Schneider Electric created instructions to mitigate a cross-site request forgery (CSRF) and no access control vulnerabilities in its IONXXXX series power meters, according to a report with ICS-CERT.
These vulnerabilities, discovered by independent researcher Karn Ganeshen, are remotely exploitable.
The following IONXXXX series power meter versions suffer from the issue:
• ION73XX series
• ION75XX series
• ION76XX series
• ION8650 series
• ION8800 series
• PM5XXX series
An unauthorized user can access the device management portal and make configuration changes.
Schneider Electric’s corporate headquarters is in Paris, France, and maintains offices in more than 100 countries worldwide.
The affected products, IONXXXX series power meters, provide power and energy monitoring. These products end up deployed across several sectors including critical manufacturing, energy, and water and wastewater systems. Schneider Electric said these products see use on a global basis.
There is no CSRF Token generated to authenticate the user during a session. Successful exploitation of this vulnerability can allow unauthorized configuration changes to be made and saved.
CVE-2016-5809 is the case number assigned to this vulnerability, which has a CVSS v3 base score of 8.8.
In addition, no authentication is configured by default. An unauthorized user can access the device management portal and make configuration changes.
CVE-2016-5815 is the case number assigned to this vulnerability, which has a CVSS v3 base score of 8.1.
No known public exploits specifically target these vulnerabilities. However, an attacker with a low skill would be able to exploit these vulnerabilities.
Click here for Schneider Electric’s security notice SEVD-2016-256-02.
Schneider Electric recommends the following mitigations:
• Change configuration parameter by setting the “Webserver Config Access” register to “Disabled.” This register determines whether the user can configure the meter through a browser.

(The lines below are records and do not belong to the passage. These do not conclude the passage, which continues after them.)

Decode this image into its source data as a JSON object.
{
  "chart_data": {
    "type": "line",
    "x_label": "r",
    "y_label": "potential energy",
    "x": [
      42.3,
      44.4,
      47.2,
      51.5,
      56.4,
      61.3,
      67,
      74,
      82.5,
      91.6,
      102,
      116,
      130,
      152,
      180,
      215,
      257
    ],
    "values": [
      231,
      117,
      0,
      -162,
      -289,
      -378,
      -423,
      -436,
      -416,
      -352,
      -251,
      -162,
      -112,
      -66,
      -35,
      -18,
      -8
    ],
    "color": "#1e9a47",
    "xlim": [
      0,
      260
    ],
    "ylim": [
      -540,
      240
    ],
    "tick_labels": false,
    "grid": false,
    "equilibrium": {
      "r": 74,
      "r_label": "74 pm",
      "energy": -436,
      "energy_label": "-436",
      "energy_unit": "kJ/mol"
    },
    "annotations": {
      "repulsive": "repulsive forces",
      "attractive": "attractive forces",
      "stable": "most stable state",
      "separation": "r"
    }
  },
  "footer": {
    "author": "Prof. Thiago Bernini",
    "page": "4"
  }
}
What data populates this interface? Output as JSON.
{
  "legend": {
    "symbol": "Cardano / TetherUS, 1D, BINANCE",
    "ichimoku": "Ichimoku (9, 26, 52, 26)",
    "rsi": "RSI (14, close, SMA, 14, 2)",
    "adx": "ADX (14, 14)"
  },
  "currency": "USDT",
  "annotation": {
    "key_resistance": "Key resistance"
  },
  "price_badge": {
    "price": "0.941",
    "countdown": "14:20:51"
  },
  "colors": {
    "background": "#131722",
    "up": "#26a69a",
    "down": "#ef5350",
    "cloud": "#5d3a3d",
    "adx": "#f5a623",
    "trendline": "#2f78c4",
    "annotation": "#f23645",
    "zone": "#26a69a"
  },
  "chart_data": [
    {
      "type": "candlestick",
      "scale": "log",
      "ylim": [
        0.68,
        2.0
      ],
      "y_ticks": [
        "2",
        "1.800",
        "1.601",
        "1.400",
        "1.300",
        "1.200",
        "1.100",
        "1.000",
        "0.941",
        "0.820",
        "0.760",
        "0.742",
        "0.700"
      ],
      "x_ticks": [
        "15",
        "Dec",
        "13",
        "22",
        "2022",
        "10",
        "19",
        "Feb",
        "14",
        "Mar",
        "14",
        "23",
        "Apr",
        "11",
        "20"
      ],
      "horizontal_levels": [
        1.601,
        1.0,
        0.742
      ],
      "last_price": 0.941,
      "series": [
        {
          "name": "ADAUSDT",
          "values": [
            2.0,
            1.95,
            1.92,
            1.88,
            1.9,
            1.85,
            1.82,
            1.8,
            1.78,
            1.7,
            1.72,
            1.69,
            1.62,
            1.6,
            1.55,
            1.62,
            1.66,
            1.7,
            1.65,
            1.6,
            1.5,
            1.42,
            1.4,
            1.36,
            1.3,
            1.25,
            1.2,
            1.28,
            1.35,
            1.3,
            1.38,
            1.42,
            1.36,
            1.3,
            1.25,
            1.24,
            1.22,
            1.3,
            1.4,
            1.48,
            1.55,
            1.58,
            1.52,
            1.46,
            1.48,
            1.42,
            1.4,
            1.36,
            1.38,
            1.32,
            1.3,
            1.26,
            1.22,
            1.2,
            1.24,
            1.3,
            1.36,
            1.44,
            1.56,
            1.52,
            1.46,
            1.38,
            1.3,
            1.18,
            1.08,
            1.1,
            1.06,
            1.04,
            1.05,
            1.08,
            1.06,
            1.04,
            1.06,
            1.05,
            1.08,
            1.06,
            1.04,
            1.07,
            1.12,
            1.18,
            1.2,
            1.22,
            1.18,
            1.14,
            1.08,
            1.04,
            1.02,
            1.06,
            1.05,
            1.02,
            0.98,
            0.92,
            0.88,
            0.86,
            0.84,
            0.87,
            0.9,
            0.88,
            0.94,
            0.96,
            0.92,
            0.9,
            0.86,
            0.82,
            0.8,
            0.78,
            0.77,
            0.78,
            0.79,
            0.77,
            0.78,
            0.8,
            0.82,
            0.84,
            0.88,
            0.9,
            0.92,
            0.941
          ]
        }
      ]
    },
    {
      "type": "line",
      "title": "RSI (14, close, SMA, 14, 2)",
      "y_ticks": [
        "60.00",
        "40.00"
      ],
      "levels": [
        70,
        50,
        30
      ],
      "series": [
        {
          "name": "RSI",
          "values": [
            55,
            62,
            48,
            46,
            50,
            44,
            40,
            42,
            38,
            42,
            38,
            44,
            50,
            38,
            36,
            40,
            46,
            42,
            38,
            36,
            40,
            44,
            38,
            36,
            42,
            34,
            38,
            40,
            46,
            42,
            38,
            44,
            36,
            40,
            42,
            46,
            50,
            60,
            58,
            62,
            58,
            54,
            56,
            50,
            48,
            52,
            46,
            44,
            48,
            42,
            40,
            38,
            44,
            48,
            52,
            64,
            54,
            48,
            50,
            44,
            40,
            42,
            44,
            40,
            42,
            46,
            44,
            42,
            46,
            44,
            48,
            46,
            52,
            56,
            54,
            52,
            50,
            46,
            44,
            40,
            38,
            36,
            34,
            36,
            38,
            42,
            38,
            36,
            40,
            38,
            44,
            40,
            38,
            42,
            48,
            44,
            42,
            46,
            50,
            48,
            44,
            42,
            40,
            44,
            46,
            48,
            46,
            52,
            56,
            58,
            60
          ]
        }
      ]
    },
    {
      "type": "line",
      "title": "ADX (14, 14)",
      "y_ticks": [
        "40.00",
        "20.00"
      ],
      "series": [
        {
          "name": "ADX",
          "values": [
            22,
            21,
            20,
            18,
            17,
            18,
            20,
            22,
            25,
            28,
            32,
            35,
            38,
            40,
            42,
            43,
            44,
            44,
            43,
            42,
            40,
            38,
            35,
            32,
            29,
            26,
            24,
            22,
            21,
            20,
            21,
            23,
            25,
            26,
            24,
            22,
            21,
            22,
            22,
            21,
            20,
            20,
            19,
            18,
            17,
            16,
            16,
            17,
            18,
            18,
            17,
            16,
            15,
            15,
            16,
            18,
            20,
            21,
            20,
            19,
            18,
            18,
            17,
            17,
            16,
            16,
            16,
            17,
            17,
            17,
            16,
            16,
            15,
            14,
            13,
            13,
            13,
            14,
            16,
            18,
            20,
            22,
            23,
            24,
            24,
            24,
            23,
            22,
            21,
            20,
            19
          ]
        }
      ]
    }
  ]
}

Valid entries are Enable or Disable. This register is set to Enable by default.
• Change the “Enable Webserver” register. This register enables or disables the webserver entirely. Values for this register are YES and NO. The web server is enabled by default (the value is set to YES). Some power meters may be revenue locked, which further protects unauthorized meter configuration parameter changes except Owner, Tag1, and Tag2 string registers.